Ksenia Nouril (PhD Candidate, Art History, Rutgers University; Research Assistant, Department of Photography, The Museum of Modern Art, New York)
“Production-Reproduction: Modernist Photography and its Circulation through the Lens of the Thomas Walther Collection”
This presentation will share recent scholarship and programming related to the Thomas Walther Collection at The Museum of Modern Art, New York. Composed of 341 photographs created between 1909 and 1949 by 148 artists from the United States and Europe, including Russia, Poland, Hungary, and the former Czechoslovakia, the Walther Collection was the subject of a four-year Andrew W. Mellon-funded research initiative that brought together art historians and conservators in an intensive and in-depth study of the photographs from both contextual and material perspectives.
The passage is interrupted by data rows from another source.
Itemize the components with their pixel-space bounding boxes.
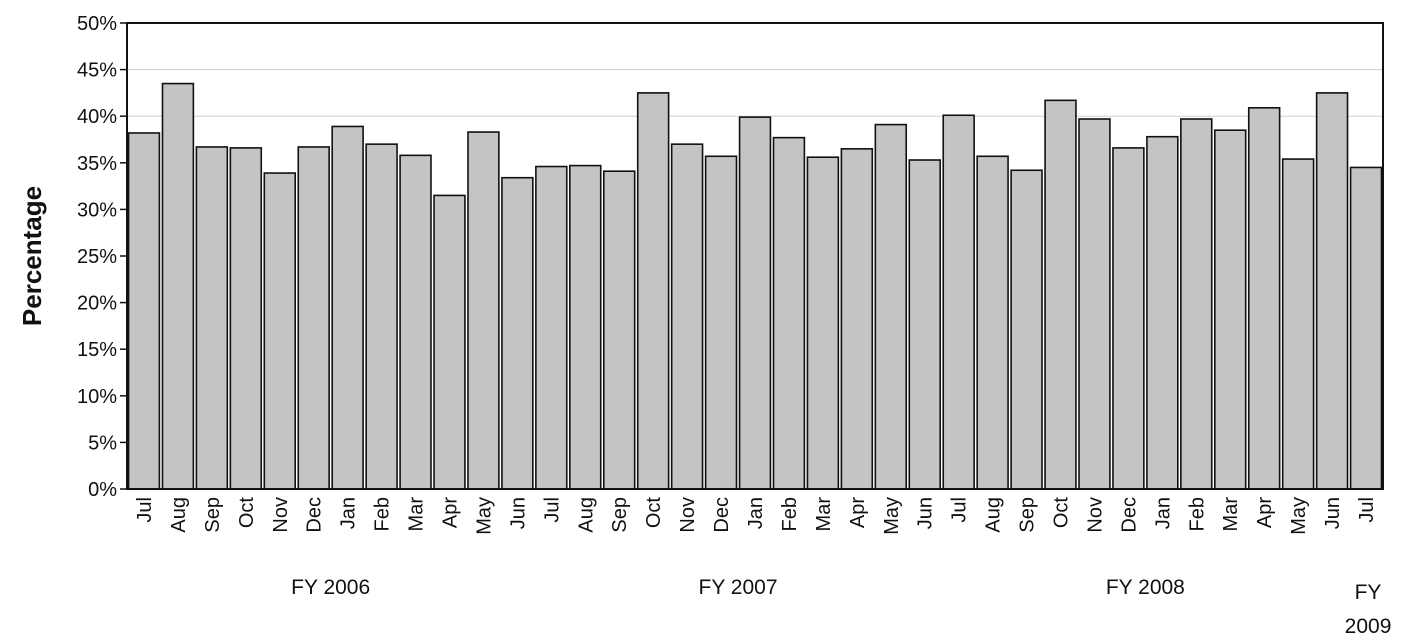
bar [535,165,568,490]
bar [365,143,398,490]
bar [263,172,297,490]
x-tick-label: Jul [949,497,971,523]
x-tick-label: Nov [270,497,292,533]
bar [976,155,1009,490]
bar [433,194,466,490]
grid-layer [127,69,1383,117]
bar [1044,99,1077,490]
x-tick-label: Jun [915,497,937,529]
x-tick-label: Jan [1152,497,1174,529]
bar [840,148,874,490]
y-tick-label: 45% [77,60,117,82]
bar [229,147,263,490]
bar [161,82,195,490]
x-tick-label: Feb [372,497,394,531]
y-tick-label: 40% [77,106,117,128]
y-tick-label: 5% [88,432,117,454]
fiscal-year-label: FY 2006 [291,576,370,599]
bar [297,146,330,490]
y-tick-label: 15% [77,339,117,361]
x-tick-label: Feb [1186,497,1208,531]
bar [772,136,806,490]
y-tick-label: 25% [77,246,117,268]
bar [331,125,364,490]
x-tick-label: Apr [439,497,461,528]
x-tick-label: Aug [575,497,597,533]
y-tick-label: 35% [77,153,117,175]
x-tick-label: Oct [236,497,258,529]
x-tick-label: Dec [304,497,326,533]
x-tick-label: May [881,497,903,535]
y-tick-label: 30% [77,199,117,221]
x-tick-label: Jan [338,497,360,529]
bar [1010,169,1043,490]
x-tick-label: Sep [202,497,224,533]
x-tick-label: Jul [134,497,156,523]
bar [399,154,432,490]
y-tick-label: 20% [77,293,117,315]
x-tick-label: Mar [1220,497,1242,532]
bar [195,146,229,490]
x-tick-label: Apr [1254,497,1276,528]
x-tick-label: May [1288,497,1310,535]
bar [1146,135,1179,490]
bar [1112,147,1145,490]
bar [1180,118,1213,490]
bar [467,131,500,490]
x-tick-label: Dec [711,497,733,533]
fiscal-year-label: FY 2008 [1106,576,1185,599]
fiscal-year-label: FY 2007 [699,576,778,599]
bar [738,116,772,490]
bar [1213,129,1247,490]
bar [501,176,534,490]
y-tick-label: 50% [77,13,117,35]
fiscal-year-label: FY 2009 [1345,581,1392,638]
x-tick-label: Sep [1017,497,1039,533]
bar-layer [127,82,1383,490]
bar [704,155,738,490]
y-axis: 0% 5% 10% 15% 20% 25% 30% 35% 40% 45% 50% [77,13,127,501]
x-tick-label: May [473,497,495,535]
x-tick-label: Jan [745,497,767,529]
y-tick-label: 0% [88,479,117,501]
bar [1315,92,1349,490]
x-tick-label: Nov [1084,497,1106,533]
x-tick-label: Sep [609,497,631,533]
bar [942,114,975,490]
bar [636,92,670,490]
x-tick-label: Dec [1118,497,1140,533]
x-tick-label: Jun [1322,497,1344,529]
x-tick-label: Mar [813,497,835,532]
x-tick-label: Apr [847,497,869,528]
x-axis: Jul Aug Sep Oct Nov Dec Jan Feb Mar Apr May Jun Jul A… [134,497,1378,535]
x-tick-label: Nov [677,497,699,533]
x-tick-label: Oct [643,497,665,529]
bar [1247,107,1281,490]
bar [127,132,161,490]
bar [1281,158,1315,490]
y-tick-label: 10% [77,386,117,408]
x-tick-label: Mar [406,497,428,532]
x-tick-label: Aug [983,497,1005,533]
bar [670,143,704,490]
bar [602,170,636,490]
bar [1078,118,1111,490]
x-tick-label: Oct [1051,497,1073,529]
x-tick-label: Jun [507,497,529,529]
bar [1349,166,1383,490]
bar [874,123,908,490]
x-tick-label: Jul [541,497,563,523]
bar [806,156,840,490]
x-tick-label: Jul [1356,497,1378,523]
x-tick-label: Aug [168,497,190,533]
bar [569,164,602,490]
y-axis-label: Percentage [17,186,47,326]
bar [908,159,941,490]
fiscal-year-groups: FY 2006 FY 2007 FY 2008 FY 2009 [291,576,1391,638]
x-tick-label: Feb [779,497,801,531]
Out of the many products of this project, my presentation will focus on the interactive digital humanities website Object:Photo and the exhibition Production-Reproduction: The Circulation of Photographic Modernism, 1900–1950, which traces the Walther photographs in printed matter from the period, highlighting the transnational networks of modernist photography.
The second half of my presentation will focus on the reproduction and reception of photographs by Aleksandr Rodchenko in the periodical Sovetskoe foto. While many scholars have analyzed the infamous denunciation of Rodchenko’s photography as derivative in the article “Illustrated Letter to the Publisher: Ours and Theirs” published in Sovetskoe foto 4 (April 1928), none have considered this in relation to the artist’s rehabilitation seven years later in the pages of the same periodical. Published in Sovetskoe foto 7 (July 1935), the article “Profiles of masters: Aleksandr Rodchenko” by Petr Krasnov dramatically tells the story of Rodchenko from the “mistakes” of his misspent youth to his later embrace, albeit if only superficially, by Soviet regime. By reproducing eight full-page photographs sampled from across Rodchenko’s career, including the well-known 1924 portrait of the artist’s mother, Sovetskoe foto showcased the very works by Rodchenko as well as other modernist photographers deemed formalist that it rallied to suppress. This pivotal moment only one year after the declaration of Socialist Realism at the First Congress of Soviet Writers in 1934 reveals the subtle but crucial inconsistencies and instabilities within official Soviet discourses on photography, allowing for new alternative readings of early Stalinist visual culture.